With the cornerback franchise tag at $16 million for 2019 and certain to go up in 2020, Howard gave the team a steep discount and, more importantly, he committed to the Dolphins for six years. As the cap continues to go up and up and up, thanks to a looming CBA, looming TV deals, and looming gambling revenue (my limit for using “looming” is closing in), that deal will look worse and worse, sooner than later.

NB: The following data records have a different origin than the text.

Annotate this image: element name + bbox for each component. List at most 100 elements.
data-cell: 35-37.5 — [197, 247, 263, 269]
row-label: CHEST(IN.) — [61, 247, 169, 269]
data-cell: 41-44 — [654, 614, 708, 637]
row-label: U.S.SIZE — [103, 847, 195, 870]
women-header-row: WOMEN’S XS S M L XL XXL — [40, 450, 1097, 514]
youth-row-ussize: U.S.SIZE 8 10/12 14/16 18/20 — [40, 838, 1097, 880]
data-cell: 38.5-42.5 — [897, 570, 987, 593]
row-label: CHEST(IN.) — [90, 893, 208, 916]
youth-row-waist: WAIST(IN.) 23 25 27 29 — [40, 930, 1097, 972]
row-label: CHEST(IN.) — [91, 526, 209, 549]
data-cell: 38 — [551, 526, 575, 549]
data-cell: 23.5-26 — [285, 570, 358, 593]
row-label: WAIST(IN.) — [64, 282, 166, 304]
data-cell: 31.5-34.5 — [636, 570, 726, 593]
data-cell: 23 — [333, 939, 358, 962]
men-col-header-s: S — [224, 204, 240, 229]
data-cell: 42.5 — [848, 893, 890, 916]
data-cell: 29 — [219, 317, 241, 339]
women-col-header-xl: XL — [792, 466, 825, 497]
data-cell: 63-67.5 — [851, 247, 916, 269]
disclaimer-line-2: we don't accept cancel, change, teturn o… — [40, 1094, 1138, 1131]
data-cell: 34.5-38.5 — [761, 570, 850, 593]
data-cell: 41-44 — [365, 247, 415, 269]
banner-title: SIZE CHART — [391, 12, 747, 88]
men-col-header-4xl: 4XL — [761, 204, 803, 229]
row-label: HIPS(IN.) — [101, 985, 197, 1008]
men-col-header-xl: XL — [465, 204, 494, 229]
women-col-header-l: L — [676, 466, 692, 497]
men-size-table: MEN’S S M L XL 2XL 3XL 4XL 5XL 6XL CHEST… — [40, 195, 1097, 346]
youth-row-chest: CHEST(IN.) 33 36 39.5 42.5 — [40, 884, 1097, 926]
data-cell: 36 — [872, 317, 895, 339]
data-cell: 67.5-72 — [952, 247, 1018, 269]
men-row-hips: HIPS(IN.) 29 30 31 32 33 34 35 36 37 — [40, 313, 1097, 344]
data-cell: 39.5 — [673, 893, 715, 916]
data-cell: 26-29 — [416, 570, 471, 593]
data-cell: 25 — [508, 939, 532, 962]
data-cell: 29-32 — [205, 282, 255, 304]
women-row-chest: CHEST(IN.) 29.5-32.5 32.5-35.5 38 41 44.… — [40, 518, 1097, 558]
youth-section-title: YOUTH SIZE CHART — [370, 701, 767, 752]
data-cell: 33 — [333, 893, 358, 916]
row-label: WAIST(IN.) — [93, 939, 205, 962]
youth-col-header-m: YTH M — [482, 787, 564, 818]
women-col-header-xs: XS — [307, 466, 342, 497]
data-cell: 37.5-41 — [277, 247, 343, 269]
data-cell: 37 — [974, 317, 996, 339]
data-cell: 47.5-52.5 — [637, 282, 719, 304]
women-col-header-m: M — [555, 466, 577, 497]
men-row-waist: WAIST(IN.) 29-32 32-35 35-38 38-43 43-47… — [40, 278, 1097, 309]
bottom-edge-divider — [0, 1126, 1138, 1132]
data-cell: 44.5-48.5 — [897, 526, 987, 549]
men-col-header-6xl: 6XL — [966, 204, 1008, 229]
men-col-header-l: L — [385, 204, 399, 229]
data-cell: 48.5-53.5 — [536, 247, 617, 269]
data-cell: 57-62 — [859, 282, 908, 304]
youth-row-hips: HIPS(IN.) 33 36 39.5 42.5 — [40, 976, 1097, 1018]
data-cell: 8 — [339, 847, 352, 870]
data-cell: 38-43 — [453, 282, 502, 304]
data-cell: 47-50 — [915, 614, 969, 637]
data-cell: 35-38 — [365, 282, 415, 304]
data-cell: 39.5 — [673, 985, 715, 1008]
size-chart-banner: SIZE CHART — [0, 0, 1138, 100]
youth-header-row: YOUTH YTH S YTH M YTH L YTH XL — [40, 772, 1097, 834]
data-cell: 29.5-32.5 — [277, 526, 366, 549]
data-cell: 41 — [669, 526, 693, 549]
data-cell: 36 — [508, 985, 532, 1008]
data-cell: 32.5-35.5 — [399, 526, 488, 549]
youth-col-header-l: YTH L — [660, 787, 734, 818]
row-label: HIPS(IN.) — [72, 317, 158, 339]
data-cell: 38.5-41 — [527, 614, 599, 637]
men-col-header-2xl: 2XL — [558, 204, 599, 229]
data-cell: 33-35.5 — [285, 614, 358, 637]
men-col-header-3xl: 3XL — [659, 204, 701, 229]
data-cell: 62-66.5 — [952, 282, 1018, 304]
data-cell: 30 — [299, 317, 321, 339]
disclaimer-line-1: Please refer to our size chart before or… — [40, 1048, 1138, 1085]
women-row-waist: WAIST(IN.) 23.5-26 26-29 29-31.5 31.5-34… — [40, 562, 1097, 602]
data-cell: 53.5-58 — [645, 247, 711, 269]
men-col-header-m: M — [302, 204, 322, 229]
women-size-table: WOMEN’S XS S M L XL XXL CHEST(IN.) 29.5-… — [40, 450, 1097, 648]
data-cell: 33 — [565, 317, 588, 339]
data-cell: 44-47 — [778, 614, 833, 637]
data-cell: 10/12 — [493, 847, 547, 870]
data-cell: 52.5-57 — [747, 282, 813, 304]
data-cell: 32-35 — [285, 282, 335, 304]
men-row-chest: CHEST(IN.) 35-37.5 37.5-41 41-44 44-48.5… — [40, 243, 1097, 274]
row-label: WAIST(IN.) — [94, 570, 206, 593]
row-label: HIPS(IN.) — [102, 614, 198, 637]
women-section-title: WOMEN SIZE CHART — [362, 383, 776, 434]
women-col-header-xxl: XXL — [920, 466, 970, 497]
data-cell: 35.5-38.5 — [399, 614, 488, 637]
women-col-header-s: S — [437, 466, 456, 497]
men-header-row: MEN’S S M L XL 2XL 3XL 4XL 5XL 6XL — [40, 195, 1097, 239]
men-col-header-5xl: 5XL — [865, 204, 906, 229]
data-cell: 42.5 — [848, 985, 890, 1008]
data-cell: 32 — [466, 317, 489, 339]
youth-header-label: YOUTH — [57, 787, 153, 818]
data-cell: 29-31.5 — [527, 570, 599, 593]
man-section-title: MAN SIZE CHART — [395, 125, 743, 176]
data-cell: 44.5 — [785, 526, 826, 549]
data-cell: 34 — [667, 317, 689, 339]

Three years ago, Washington cornerback Josh Norman signed a five-year contract with a firm average of $15 million at signing. Last year, Jets cornerback Trumaine Johnson signed a five-year contract worth $14.5 million per year at signing. Two years ago, Jaguars cornerback A.J. Bouye signed a five-year contract worth $13.5 million at signing. That same year, Patriots cornerback Stephon Gilmore signed a five-year contract worth $13 million at signing. Each of those deals carries a greater annual average at signing than the deal signed by Howard, who could have played out his rookie contract and forced the Dolphins to tag him (at more than $16 million) or to let him hit the open market, where he definitely would have gotten a deal worth more than $12.96 million per year — at a commitment of less than six years.
But, hey, Howard and his agent got to crow for a little while about having the best cornerback contract in NFL history. Even though, on closer examination, it isn’t.